Le punt da Suransuns

 

"La dernière structure que je vais vous présenter n'est pas la moins intéressante. Cette passerelle s'appelle le Punt da Suransuns. Elle utilise une forme structurelle qui est l'exact opposé du pont en arche depuis des millénaires : le pont suspendu. Elle a été conçue par Jurg Conzett, un ingénieur suisse spécialisé dans la précontrainte. Elle a été construite l'année dernière.

 

Cette passerelle est située sur le sentier de montagne de la Viamala dans les Grisons. Elle franchit 40m au dessus du Rhin supérieur qui n'est encore qu'un torrent de montagne. Conzett a expliqué que cette passerelle était une continuation à la fois symbolique et physique du chemin au dessus du torrent.

 

Dans ce secteur, le chemin est dallé avec des grandes pierres. La passerelle est constituée avec des dalles similaires de 6cm d'épaisseur. Conzett parle à son propos d'une voie de pierre suspendue. La mise en Ïuvre de dalles de pierre rappellent les voies romaines qui il y a 2000 ans ont constitué les premières infrastructures dans les Alpes. Leurs empreintes ont perduré jusqu'à aujourd'hui.

 

La passerelle est apparemment dénuée de toute performance technologique, elle apparaît très simple, minimale. Cette structure suspendue est en fait dérivée d'une forme structurelle développée pour le béton précontraint : le ruban précontraint. Cette forme a été développée au cours des années 50 par l'ingénieur allemand Ulrich Finsterwalder. Les ponts à ruban précontraint en béton sont constitués de dalles minces suspendues, légèrement incurvés. Par rapport aux ponts suspendus classiques, les suspentes et le tablier sont confondus. Ils ont besoin d'une courbure beaucoup plus faible pour être stable. Ici, le rapport entre la flèche et la portée est de 1 sur 40. En contrepartie, ils nécessitent des ancrages très importants.

Le ruban précontraint est une forme structurelle minimale très impressionnante qui peut rappeler les ponts suspendus primitifs que l'on trouve dans l'Himalaya ou dans les Andes. C'est toutefois une forme calculée et beaucoup plus stable.

 

Le Punt da Suransuns est l'aboutissement du transfert d'une technologie pour un matériau coulé à un matériau modulaire comme la pierre. Les composants de la structure sont les suivants. Les câbles de précontrainte coulés dans le béton ont été remplacés par des 4 rubans en acier inoxydables de 60mm par 15mm d'épaisseur qui franchissent les 40m. Ces plats sont ancrés dans des massifs en béton armé sur chaque rive (au droit des massifs, les plats sont multipliés afin de compenser les efforts de fatigue dus aux mouvements de la structure). Les dalles en pierres de 110*25*6cm sont fixés mécaniquement à ces plats par l'intermédiaire des potelets de garde-corps.

 

Une fois la structure assemblée, les plats en acier ont été précontraint avec un compresseur hydraulique à partir d'une des rives afin de créer une sorte d'arc précontraint mince et inversé : un ruban précontraint.

 

La pierre mise en Ïuvre est un gneiss local, extrait à Andeer.
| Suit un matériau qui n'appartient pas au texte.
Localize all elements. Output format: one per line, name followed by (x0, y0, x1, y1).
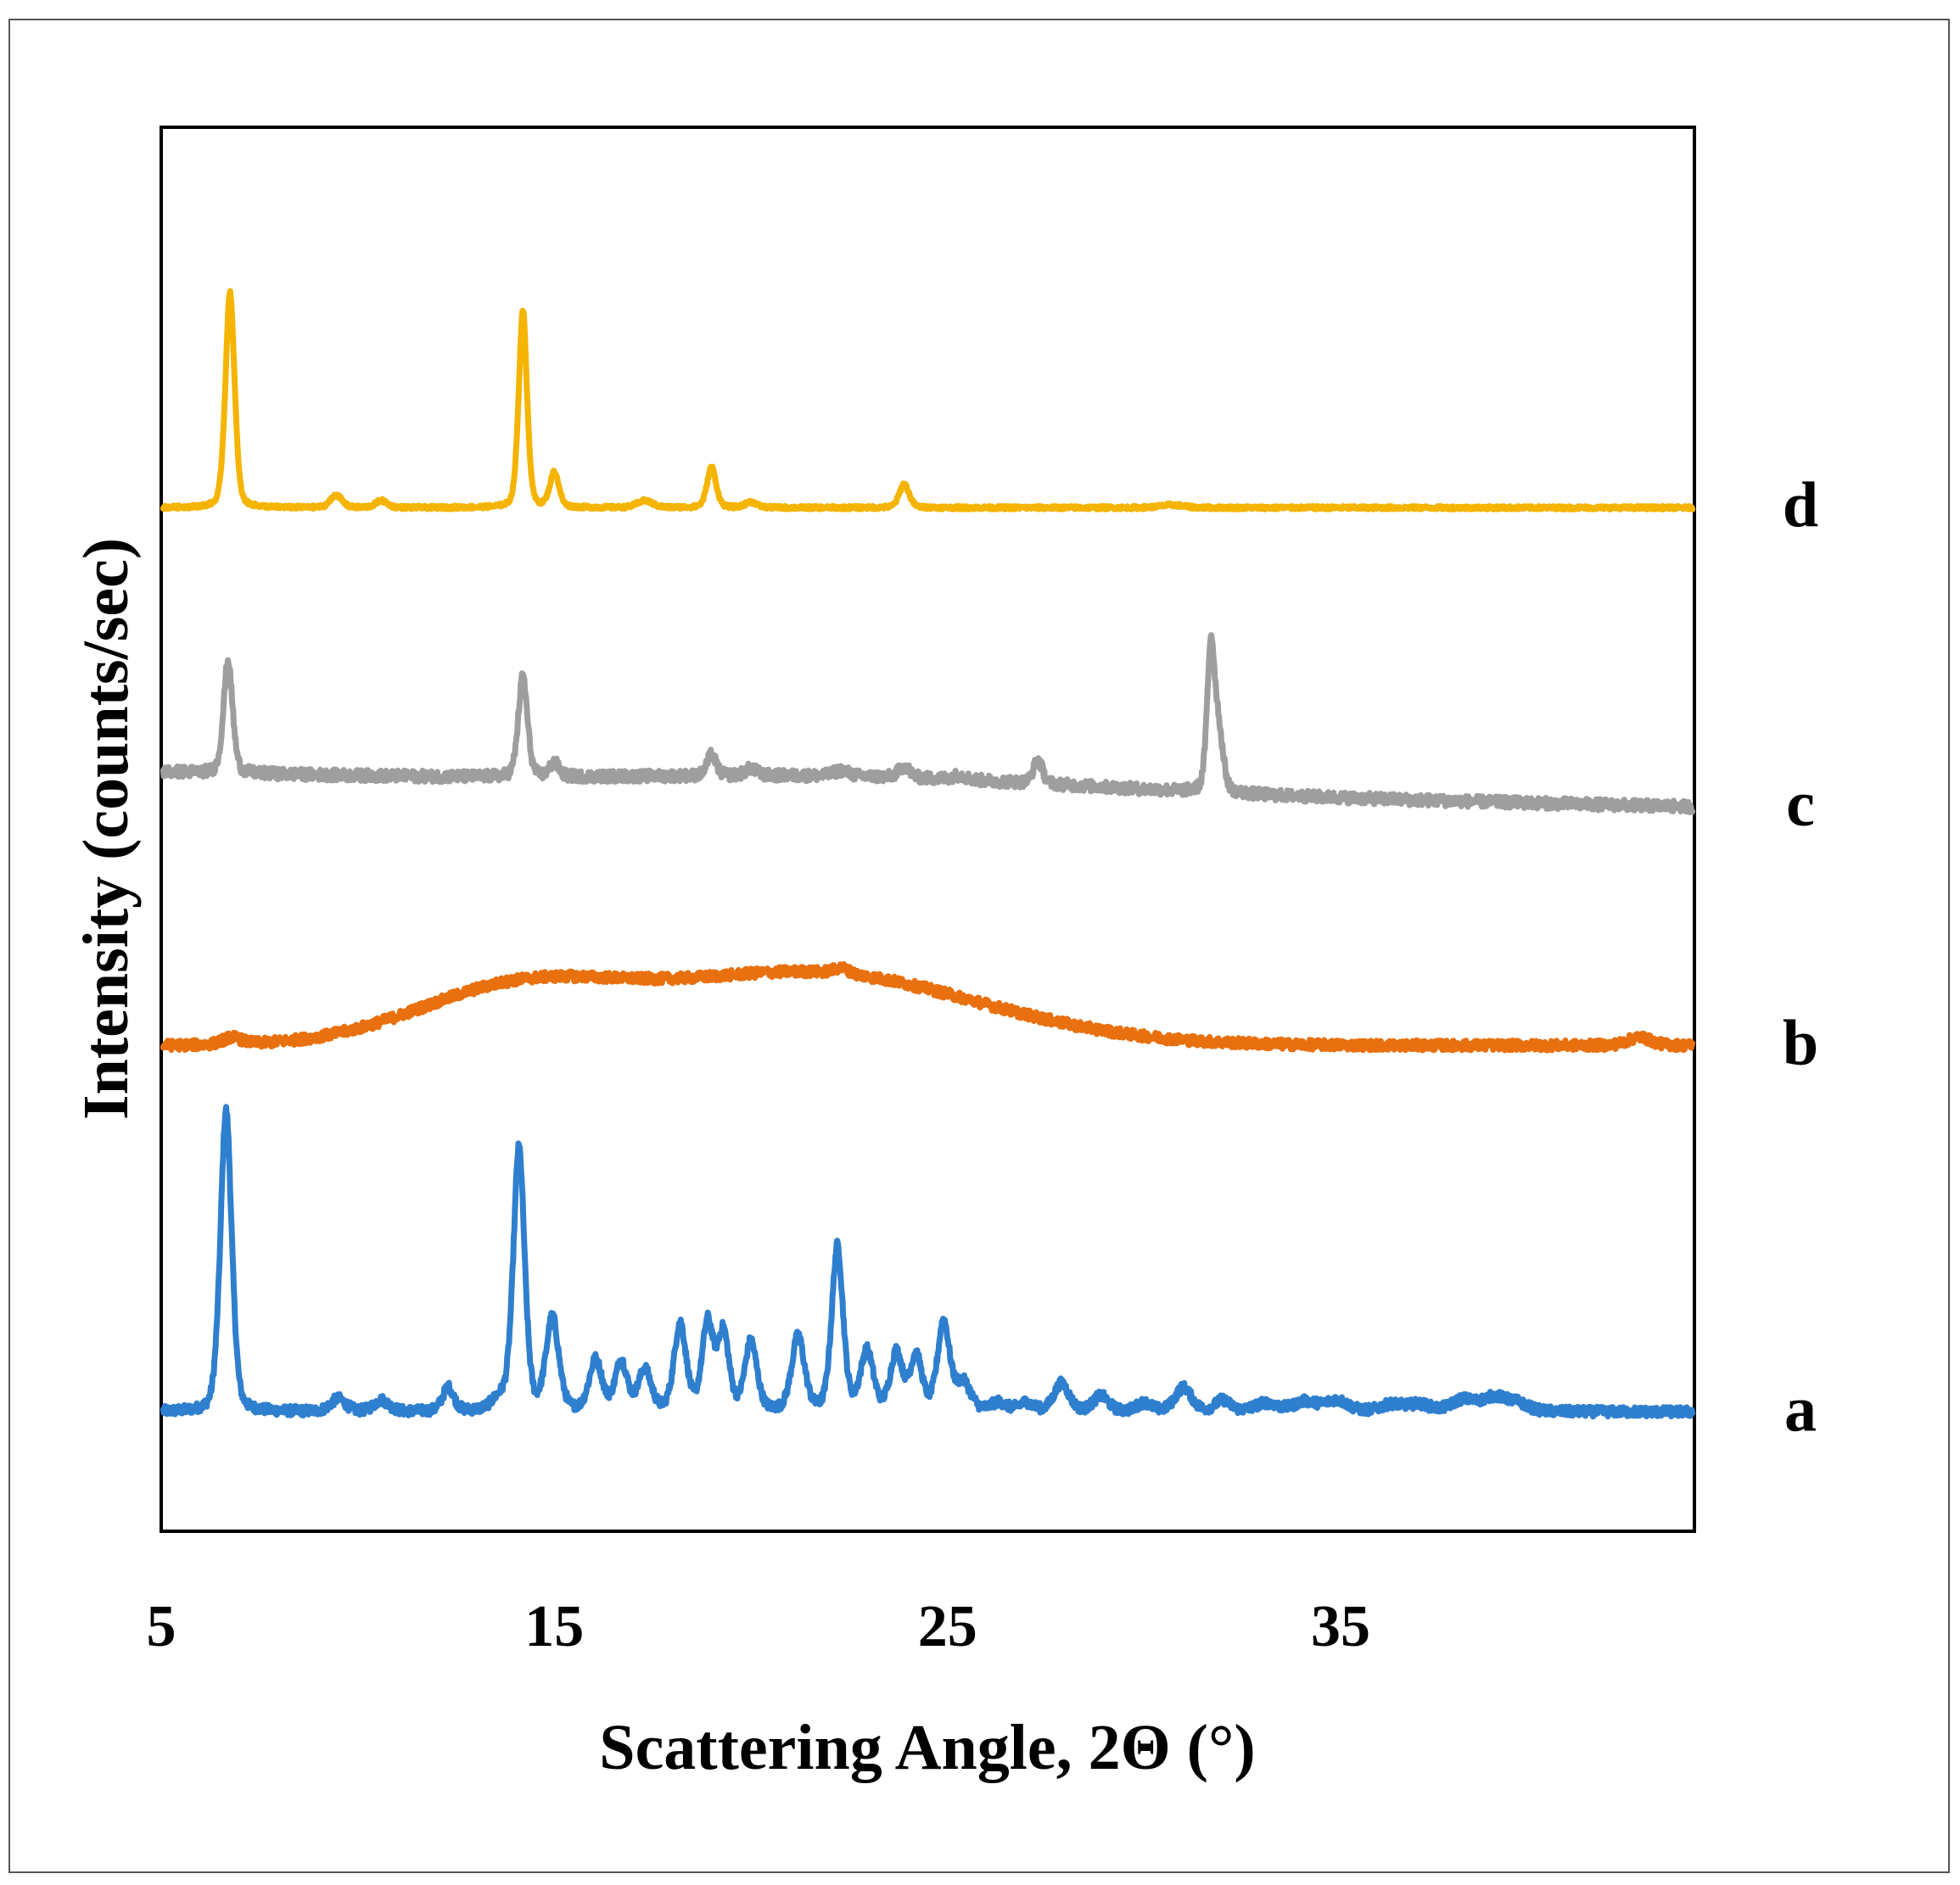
series-layer (160, 288, 1696, 1420)
x-tick-label-5: 5 (147, 1594, 176, 1659)
series-labels: a b c d (1783, 470, 1818, 1446)
series-label-c: c (1786, 769, 1815, 840)
series-label-a: a (1784, 1373, 1817, 1445)
x-tick-label-25: 25 (918, 1594, 977, 1659)
plot-area (160, 126, 1696, 1533)
y-axis-title: Intensity (counts/sec) (70, 538, 142, 1120)
x-tick-labels: 5 15 25 35 (147, 1594, 1371, 1659)
x-tick-label-15: 15 (524, 1594, 584, 1659)
series-line-b (160, 961, 1696, 1054)
series-line-c (160, 632, 1696, 815)
x-axis-title: Scattering Angle, 2Θ (°) (599, 1712, 1255, 1783)
series-line-d (160, 288, 1696, 512)
x-tick-label-35: 35 (1311, 1594, 1370, 1659)
series-label-d: d (1783, 470, 1818, 541)
series-label-b: b (1783, 1007, 1818, 1078)
series-line-a (160, 1104, 1696, 1420)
C'est une pierre très dure et résistante, supérieure aux meilleurs granits. Entre chaque dalle, des plats en aluminium ductile ont été insérés afin de garantir une distribution " idéale " des efforts lors de la mise en précontrainte et des différents cas de charge. Cette idée a été inspirée par le rôle que joue l 'aluminium ductile dans certaines façades légères en verre. Cette passerelle serait envisageable sans précontrainte mais il faudrait alors que les dalles soient plus lourdes et donc plus épaisses pour garantir une stabilité minimum.

 

La construction du pont a été très rapide à partir du moment où les culées ont été coulées. Les rubans en acier et les dalles en pierre ont été approvisionnés sur le site par hélicoptère. Une fois mis en place, les rubans en acier ont constitué un pont de chantier à partir duquel les constructeurs ont pu mettre en place les dalles de pierre et ensuite précontraindre l'ensemble.

 

Ce type de pont n'est évidemment pas aussi rigide qu'une forme non suspendue. Conzett a expliqué que les usagers du pont s'accommodaient d'une flexibilité relative compte tenu de l'emplacement de l'ouvrage, en haute montagne. Dans un site plus urbain, une étude plus fine du comportement en service du pont serait sans doute nécessaire. Conzett développe actuellement les enseignements de cet ouvrage et envisage de construire un pont 25% plus long sur le même chemin."